Repeatedly pressed to condemn the bombings, Gentil has only ventured to say: "The attacks are sporadic and haphazard. I don't think they will repeat themselves."
But Gentil's complacency may increase polarization here. In one of the largest demonstrations of recent years, 5,000 people marched down Rio's main avenue after the bombing, blocking rush-hour traffic, and, in deafening chants, demanded "the head of Gentil."
While the seesaw between generals and civilians continues, what appears to be at stake is a relaxed atmosphere of political freedom, notably absent in most of South Africa.
Reflecting the new chill in the atmosphere, only two days after the May 1 bombings, a concert promoter cancelled five shows planned for the end of May by North American folk singer Joan Baez. Last weekend, Baez attempted to give improvised concerts in Sao Paulo and Rio, but federal censors prohibited her from singing.
When Figueiredo was inaugurated two years ago, he promised Brazil's 120 million citizens to "make this country a genuine democracy."
Since then, the president, formerly head of the national security apparatus, has taken off his dark glasses, and now, like an elected civilian politican, he enjoys wading into crowds, kissing babies, slapping backs and bantering with reporters.
In the eased political climate, Brazil's five opposition parties have flourished, expanding networks of state and city chapters, and, until recently, competing for endorsements from prominent movie stars, musicians and soccer players.
The liberalized climate has also fostered a press that is one of the liveliest in Latin America.
A sensitive barometer of the political atmosphere is the Brazilian Communist Party, kept underground for 58 of its 60 years of existence. Last January, about a thousand people gathered for the advertised birthday party of Communist leader Luis Carlos Prestes, 83. According to newspaper accounts and photographs, Prestes stood in front of a poster of Lenin and served up slices of a cake baked in the shape of a hammer and sickle.
Despite these openings, Brazil's abertura had remained close to some sectors of society.

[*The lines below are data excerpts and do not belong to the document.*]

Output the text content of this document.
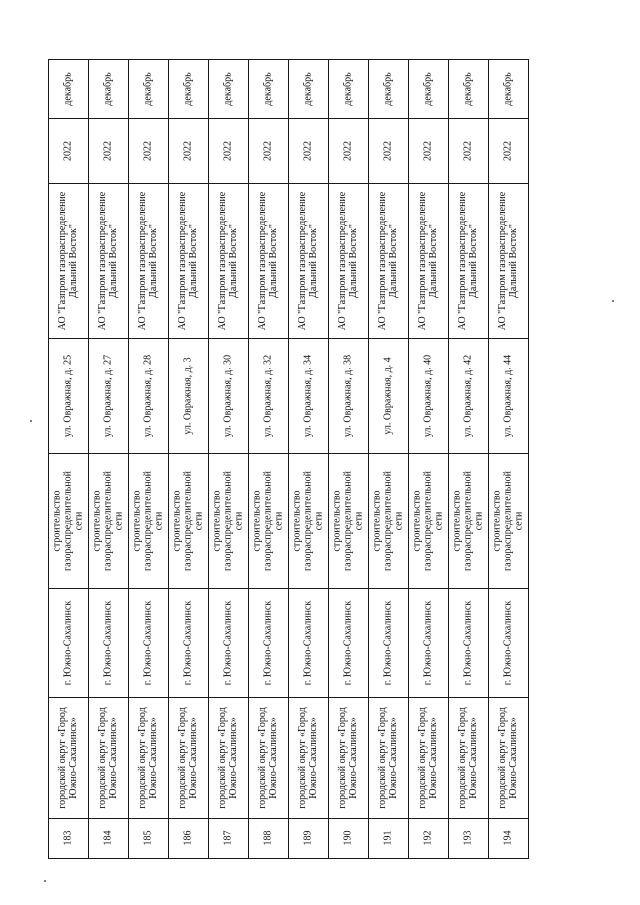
декабрь
2022
АО "Газпром газораспределение Дальний Восток"
ул. Овражная, д. 25
строительство газораспределительной сети
г. Южно-Сахалинск
городской округ «Город Южно-Сахалинск»
183
декабрь
2022
АО "Газпром газораспределение Дальний Восток"
ул. Овражная, д. 27
строительство газораспределительной сети
г. Южно-Сахалинск
городской округ «Город Южно-Сахалинск»
184
декабрь
2022
АО "Газпром газораспределение Дальний Восток"
ул. Овражная, д. 28
строительство газораспределительной сети
г. Южно-Сахалинск
городской округ «Город Южно-Сахалинск»
185
декабрь
2022
АО "Газпром газораспределение Дальний Восток"
ул. Овражная, д. 3
строительство газораспределительной сети
г. Южно-Сахалинск
городской округ «Город Южно-Сахалинск»
186
декабрь
2022
АО "Газпром газораспределение Дальний Восток"
ул. Овражная, д. 30
строительство газораспределительной сети
г. Южно-Сахалинск
городской округ «Город Южно-Сахалинск»
187
декабрь
2022
АО "Газпром газораспределение Дальний Восток"
ул. Овражная, д. 32
строительство газораспределительной сети
г. Южно-Сахалинск
городской округ «Город Южно-Сахалинск»
188
декабрь
2022
АО "Газпром газораспределение Дальний Восток"
ул. Овражная, д. 34
строительство газораспределительной сети
г. Южно-Сахалинск
городской округ «Город Южно-Сахалинск»
189
декабрь
2022
АО "Газпром газораспределение Дальний Восток"
ул. Овражная, д. 38
строительство газораспределительной сети
г. Южно-Сахалинск
городской округ «Город Южно-Сахалинск»
190
декабрь
2022
АО "Газпром газораспределение Дальний Восток"
ул. Овражная, д. 4
строительство газораспределительной сети
г. Южно-Сахалинск
городской округ «Город Южно-Сахалинск»
191
декабрь
2022
АО "Газпром газораспределение Дальний Восток"
ул. Овражная, д. 40
строительство газораспределительной сети
г. Южно-Сахалинск
городской округ «Город Южно-Сахалинск»
192
декабрь
2022
АО "Газпром газораспределение Дальний Восток"
ул. Овражная, д. 42
строительство газораспределительной сети
г. Южно-Сахалинск
городской округ «Город Южно-Сахалинск»
193
декабрь
2022
АО "Газпром газораспределение Дальний Восток"
ул. Овражная, д. 44
строительство газораспределительной сети
г. Южно-Сахалинск
городской округ «Город Южно-Сахалинск»
194
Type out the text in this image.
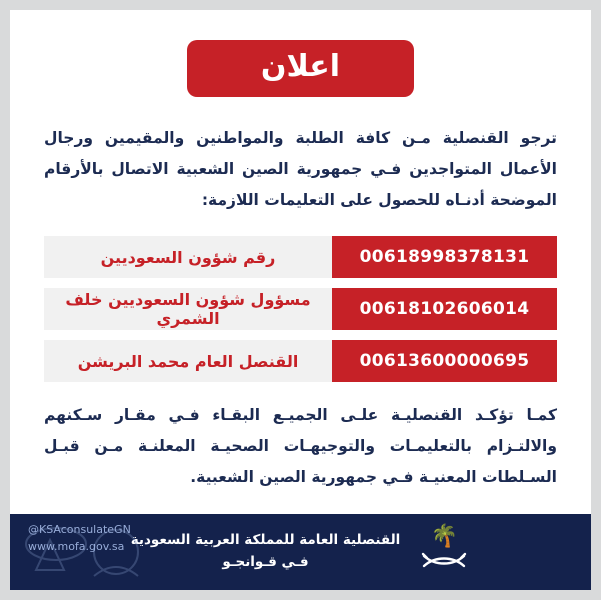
اعلان

ترجو القنصلية مـن كافة الطلبة والمواطنين والمقيمين ورجال الأعمال المتواجدين فـي جمهورية الصين الشعبية الاتصال بالأرقام الموضحة أدنـاه للحصول على التعليمات اللازمة:

00618998378131
رقم شؤون السعوديين
00618102606014
مسؤول شؤون السعوديين خلف الشمري
00613600000695
القنصل العام محمد البريشن

كمـا تؤكـد القنصليـة علـى الجميـع البقـاء فـي مقـار سـكنهم والالتـزام بالتعليمـات والتوجيهـات الصحيـة المعلنـة مـن قبـل السـلطات المعنيـة فـي جمهورية الصين الشعبية.

@KSAconsulateGN
www.mofa.gov.sa	🌴
القنصلية العامة للمملكة العربية السعودية
فـي قـوانجـو
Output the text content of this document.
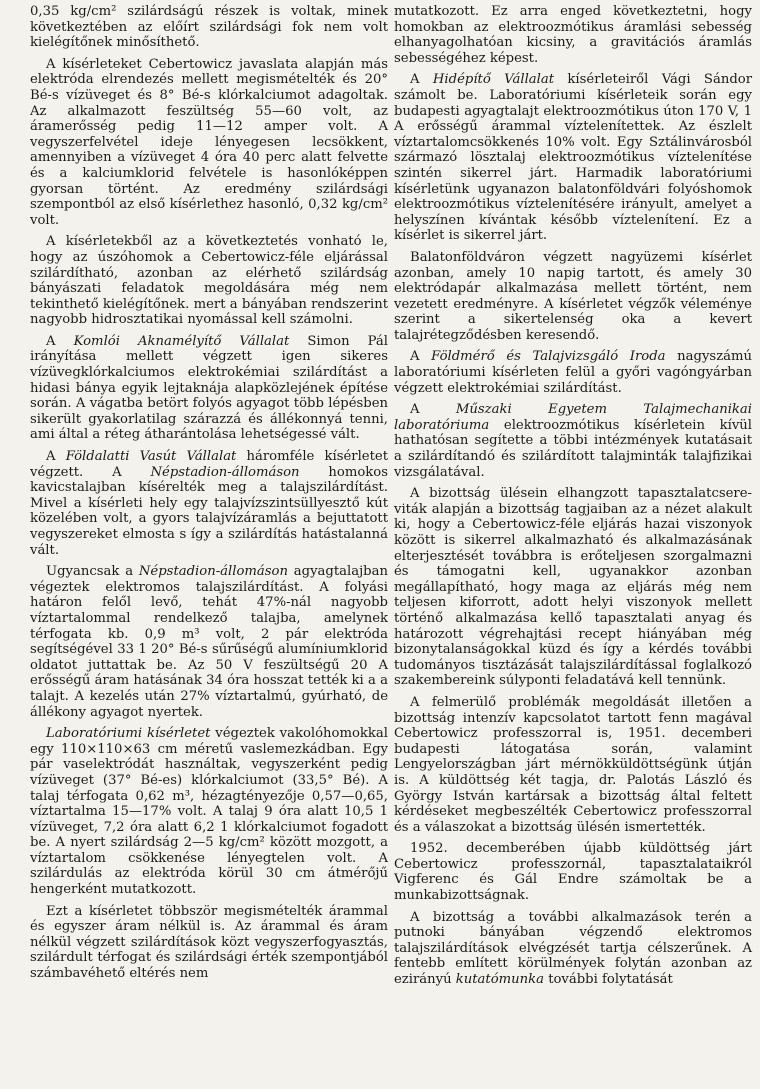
0,35 kg/cm² szilárdságú részek is voltak, minek következtében az előírt szilárdsági fok nem volt kielégítőnek minősíthető.

A kísérleteket Cebertowicz javaslata alapján más elektróda elrendezés mellett megismételték és 20° Bé-s vízüveget és 8° Bé-s klórkalciumot adagoltak. Az alkalmazott feszültség 55—60 volt, az áramerősség pedig 11—12 amper volt. A vegyszerfelvétel ideje lényegesen lecsökkent, amennyiben a vízüveget 4 óra 40 perc alatt felvette és a kalciumklorid felvétele is hasonlóképpen gyorsan történt. Az eredmény szilárdsági szempontból az első kísérlethez hasonló, 0,32 kg/cm² volt.

A kísérletekből az a következtetés vonható le, hogy az úszóhomok a Cebertowicz-féle eljárással szilárdítható, azonban az elérhető szilárdság bányászati feladatok megoldására még nem tekinthető kielégítőnek. mert a bányában rendszerint nagyobb hidrosztatikai nyomással kell számolni.

A Komlói Aknamélyítő Vállalat Simon Pál irányítása mellett végzett igen sikeres vízüvegklórkalciumos elektrokémiai szilárdítást a hidasi bánya egyik lejtaknája alapközlejének építése során. A vágatba betört folyós agyagot több lépésben sikerült gyakorlatilag szárazzá és állékonnyá tenni, ami által a réteg átharántolása lehetségessé vált.

A Földalatti Vasút Vállalat háromféle kísérletet végzett. A Népstadion-állomáson homokos kavicstalajban kísérelték meg a talajszilárdítást. Mivel a kísérleti hely egy talajvízszintsüllyesztő kút közelében volt, a gyors talajvízáramlás a bejuttatott vegyszereket elmosta s így a szilárdítás hatástalanná vált.

Ugyancsak a Népstadion-állomáson agyagtalajban végeztek elektromos talajszilárdítást. A folyási határon felől levő, tehát 47%-nál nagyobb víztartalommal rendelkező talajba, amelynek térfogata kb. 0,9 m³ volt, 2 pár elektróda segítségével 33 1 20° Bé-s sűrűségű alumíniumklorid oldatot juttattak be. Az 50 V feszültségű 20 A erősségű áram hatásának 34 óra hosszat tették ki a a talajt. A kezelés után 27% víztartalmú, gyúrható, de állékony agyagot nyertek.

Laboratóriumi kísérletet végeztek vakolóhomokkal egy 110×110×63 cm méretű vaslemezkádban. Egy pár vaselektródát használtak, vegyszerként pedig vízüveget (37° Bé-es) klórkalciumot (33,5° Bé). A talaj térfogata 0,62 m³, hézagtényezője 0,57—0,65, víztartalma 15—17% volt. A talaj 9 óra alatt 10,5 1 vízüveget, 7,2 óra alatt 6,2 1 klórkalciumot fogadott be. A nyert szilárdság 2—5 kg/cm² között mozgott, a víztartalom csökkenése lényegtelen volt. A szilárdulás az elektróda körül 30 cm átmérőjű hengerként mutatkozott.

Ezt a kísérletet többször megismételték árammal és egyszer áram nélkül is. Az árammal és áram nélkül végzett szilárdítások közt vegyszerfogyasztás, szilárdult térfogat és szilárdsági érték szempontjából számbavéhető eltérés nem

mutatkozott. Ez arra enged következtetni, hogy homokban az elektroozmótikus áramlási sebesség elhanyagolhatóan kicsiny, a gravitációs áramlás sebességéhez képest.

A Hidépítő Vállalat kísérleteiről Vági Sándor számolt be. Laboratóriumi kísérleteik során egy budapesti agyagtalajt elektroozmótikus úton 170 V, 1 A erősségű árammal víztelenítettek. Az észlelt víztartalomcsökkenés 10% volt. Egy Sztálinvárosból származó lösztalaj elektroozmótikus víztelenítése szintén sikerrel járt. Harmadik laboratóriumi kísérletünk ugyanazon balatonföldvári folyóshomok elektroozmótikus víztelenítésére irányult, amelyet a helyszínen kívántak később víztelenítení. Ez a kísérlet is sikerrel járt.

Balatonföldváron végzett nagyüzemi kísérlet azonban, amely 10 napig tartott, és amely 30 elektródapár alkalmazása mellett történt, nem vezetett eredményre. A kísérletet végzők véleménye szerint a sikertelenség oka a kevert talajrétegződésben keresendő.

A Földmérő és Talajvizsgáló Iroda nagyszámú laboratóriumi kísérleten felül a győri vagóngyárban végzett elektrokémiai szilárdítást.

A Műszaki Egyetem Talajmechanikai laboratóriuma elektroozmótikus kísérletein kívül hathatósan segítette a többi intézmények kutatásait a szilárdítandó és szilárdított talajminták talajfizikai vizsgálatával.

A bizottság ülésein elhangzott tapasztalatcsere-viták alapján a bizottság tagjaiban az a nézet alakult ki, hogy a Cebertowicz-féle eljárás hazai viszonyok között is sikerrel alkalmazható és alkalmazásának elterjesztését továbbra is erőteljesen szorgalmazni és támogatni kell, ugyanakkor azonban megállapítható, hogy maga az eljárás még nem teljesen kiforrott, adott helyi viszonyok mellett történő alkalmazása kellő tapasztalati anyag és határozott végrehajtási recept hiányában még bizonytalanságokkal küzd és így a kérdés további tudományos tisztázását talajszilárdítással foglalkozó szakembereink súlyponti feladatává kell tennünk.

A felmerülő problémák megoldását illetően a bizottság intenzív kapcsolatot tartott fenn magával Cebertowicz professzorral is, 1951. decemberi budapesti látogatása során, valamint Lengyelországban járt mérnökküldöttségünk útján is. A küldöttség két tagja, dr. Palotás László és György István kartársak a bizottság által feltett kérdéseket megbeszélték Cebertowicz professzorral és a válaszokat a bizottság ülésén ismertették.

1952. decemberében újabb küldöttség járt Cebertowicz professzornál, tapasztalataikról Vigferenc és Gál Endre számoltak be a munkabizottságnak.

A bizottság a további alkalmazások terén a putnoki bányában végzendő elektromos talajszilárdítások elvégzését tartja célszerűnek. A fentebb említett körülmények folytán azonban az ezirányú kutatómunka további folytatását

In a slap at Brazil's restive labor movement, a military court in February convicted the nation's most popular labor leader, Luis Ignacio da Silva, known as Lula, for leading an illegal strike. Although now free on appeal, Lula, who is president of Brazil's growing Labor Party, will be ineligible to run for public office because of his conviction.
Another group that has failed to benefit from the liberalization is the country's legislators.
"Congress is powerless. It's remunerated idlenes," says Cristina Tavares, an elected deputy for the Brazilian Democratic Movement Party. Indeed, a recent newspaper survey polled 141 deputies and found that 103 said Congress has "no power."
Since 1964, the survey found, Congress has approved 3,719 bills, while the executive office has issued 31.246 decrees. Stripped of power of amendment, the Congress has 45 days to approve or reject a bill. If no action is taken, the bill automatically becomes law.
But the bombings show that Brazil's radical right believes democratization has already gone to far.
After the bombings, rightist newspaper columnist Adirson de Barros, who prides himself on being the spokesman for the military's secretive "hard line" faction, listed the reasons Army intelligence officers are angry: the publication of lists of torturers, threats by "subversive organizations" to bring torturers to trial, and Figueiredo's amnesty, which "integrated guerrillas and exiles into society."
"The abertura hasn't in any way benefited the soldiers who fulfilled their duty, and today are ostracized . . . persecuted and with a price on their heads," de Barros warned.